After some experimentation I found I had to set both the length, and the bandwidth target.
~$ iperf -u -c ostore -l 8192 -b 1G
------------------------------------------------------------
Client connecting to ostore, UDP port 5001
Sending 8192 byte datagrams
UDP buffer size: 208 KByte (default)
------------------------------------------------------------
[ 3] local 192.168.0.107 port 60237 connected with 192.168.0.10 port 5001
[ ID] Interval Transfer Bandwidth
[ 3] 0.0-10.0 sec 1.12 GBytes 958 Mbits/sec
[ 3] Sent 146243 datagrams
[ 3] WARNING: did not receive ack of last datagram after 10 tries.
Server side:
~$ iperf -s -u -l 5M
------------------------------------------------------------
Server listening on UDP port 5001
Receiving 5242880 byte datagrams
UDP buffer size: 224 KByte (default)
------------------------------------------------------------
[ 3] local 192.168.0.10 port 5001 connected with 192.168.0.107 port 36448
[ ID] Interval Transfer Bandwidth Jitter Lost/Total Datagrams
[ 3] 0.0-10.1 sec 1008 KBytes 819 Kbits/sec 0.018 ms 0/ 126 (0%)
[ 4] local 192.168.0.10 port 5001 connected with 192.168.0.107 port 60237
[ 4] 0.0-10.0 sec 1.12 GBytes 958 Mbits/sec 0.078 ms 0/146242 (0%)
[ 4] 0.0-10.0 sec 1 datagrams received out-of-order
To demonstrate packet loss with small buffers. Which to be honest isn't as extreme as I was expecting. Where is a reliable source for iperf3 I can test against between Linux/Windows?
~$ iperf -u -c ostore -l 1K -b 1G
------------------------------------------------------------
Client connecting to ostore, UDP port 5001
Sending 1024 byte datagrams
UDP buffer size: 208 KByte (default)
------------------------------------------------------------
[ 3] local 192.168.0.107 port 45061 connected with 192.168.0.10 port 5001
[ ID] Interval Transfer Bandwidth
[ 3] 0.0-10.0 sec 674 MBytes 565 Mbits/sec
[ 3] Sent 689777 datagrams
[ 3] Server Report:
[ 3] 0.0-10.0 sec 670 MBytes 562 Mbits/sec 0.013 ms 3936/689776 (0.57%)
[ 3] 0.0-10.0 sec 1 datagrams received out-of-order
Server side:
~$ iperf -s -u -l 1K
------------------------------------------------------------
Server listening on UDP port 5001
Receiving 1024 byte datagrams
UDP buffer size: 224 KByte (default)
------------------------------------------------------------
[ 3] local 192.168.0.10 port 5001 connected with 192.168.0.107 port 45061
[ ID] Interval Transfer Bandwidth Jitter Lost/Total Datagrams
[ 3] 0.0-10.0 sec 670 MBytes 562 Mbits/sec 0.013 ms 3936/689776 (0.57%)
[ 3] 0.0-10.0 sec 1 datagrams received out-of-order
Have you also looked at the iperf3 github page readme?
Known Issues
UDP performance: Some problems have been noticed with iperf3 on the ESnet 100G testbed at high UDP rates (above 10Gbps).

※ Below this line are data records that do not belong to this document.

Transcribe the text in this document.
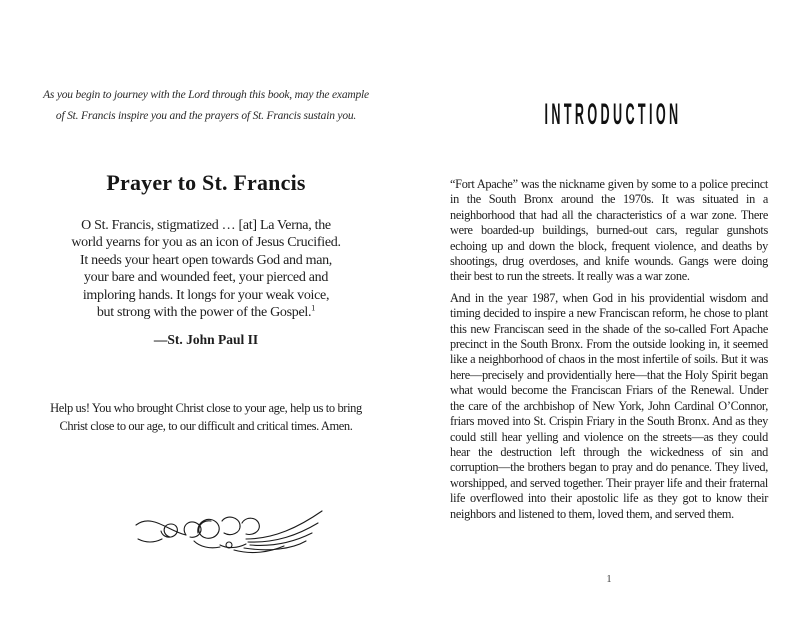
As you begin to journey with the Lord through this book, may the example
of St. Francis inspire you and the prayers of St. Francis sustain you.
Prayer to St. Francis
O St. Francis, stigmatized … [at] La Verna, the
world yearns for you as an icon of Jesus Crucified.
It needs your heart open towards God and man,
your bare and wounded feet, your pierced and
imploring hands. It longs for your weak voice,
but strong with the power of the Gospel.$^1$
—St. John Paul II
Help us! You who brought Christ close to your age, help us to bring
Christ close to our age, to our difficult and critical times. Amen.
INTRODUCTION

“Fort Apache” was the nickname given by some to a police precinct in the South Bronx around the 1970s. It was situated in a neighborhood that had all the characteristics of a war zone. There were boarded-up buildings, burned-out cars, regular gunshots echoing up and down the block, frequent violence, and deaths by shootings, drug overdoses, and knife wounds. Gangs were doing their best to run the streets. It really was a war zone.

And in the year 1987, when God in his providential wisdom and timing decided to inspire a new Franciscan reform, he chose to plant this new Franciscan seed in the shade of the so-called Fort Apache precinct in the South Bronx. From the outside looking in, it seemed like a neighborhood of chaos in the most infertile of soils. But it was here—precisely and providentially here—that the Holy Spirit began what would become the Franciscan Friars of the Renewal. Under the care of the archbishop of New York, John Cardinal O’Connor, friars moved into St. Crispin Friary in the South Bronx. And as they could still hear yelling and violence on the streets—as they could hear the destruction left through the wickedness of sin and corruption—the brothers began to pray and do penance. They lived, worshipped, and served together. Their prayer life and their fraternal life overflowed into their apostolic life as they got to know their neighbors and listened to them, loved them, and served them.

1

The symptom is that on any particular run of iperf3 the receiver reports a loss rate of about 20%, regardless of the -b option used on the client side. This problem appears not to be iperf3-specific, and may be due to the placement of the iperf3 process on a CPU and its relation to the inbound NIC. In some cases this problem can be mitigated by an appropriate use of the CPU affinity (-A) option. (Issue #55)
You're using a slower NIC but I wonder if it's related.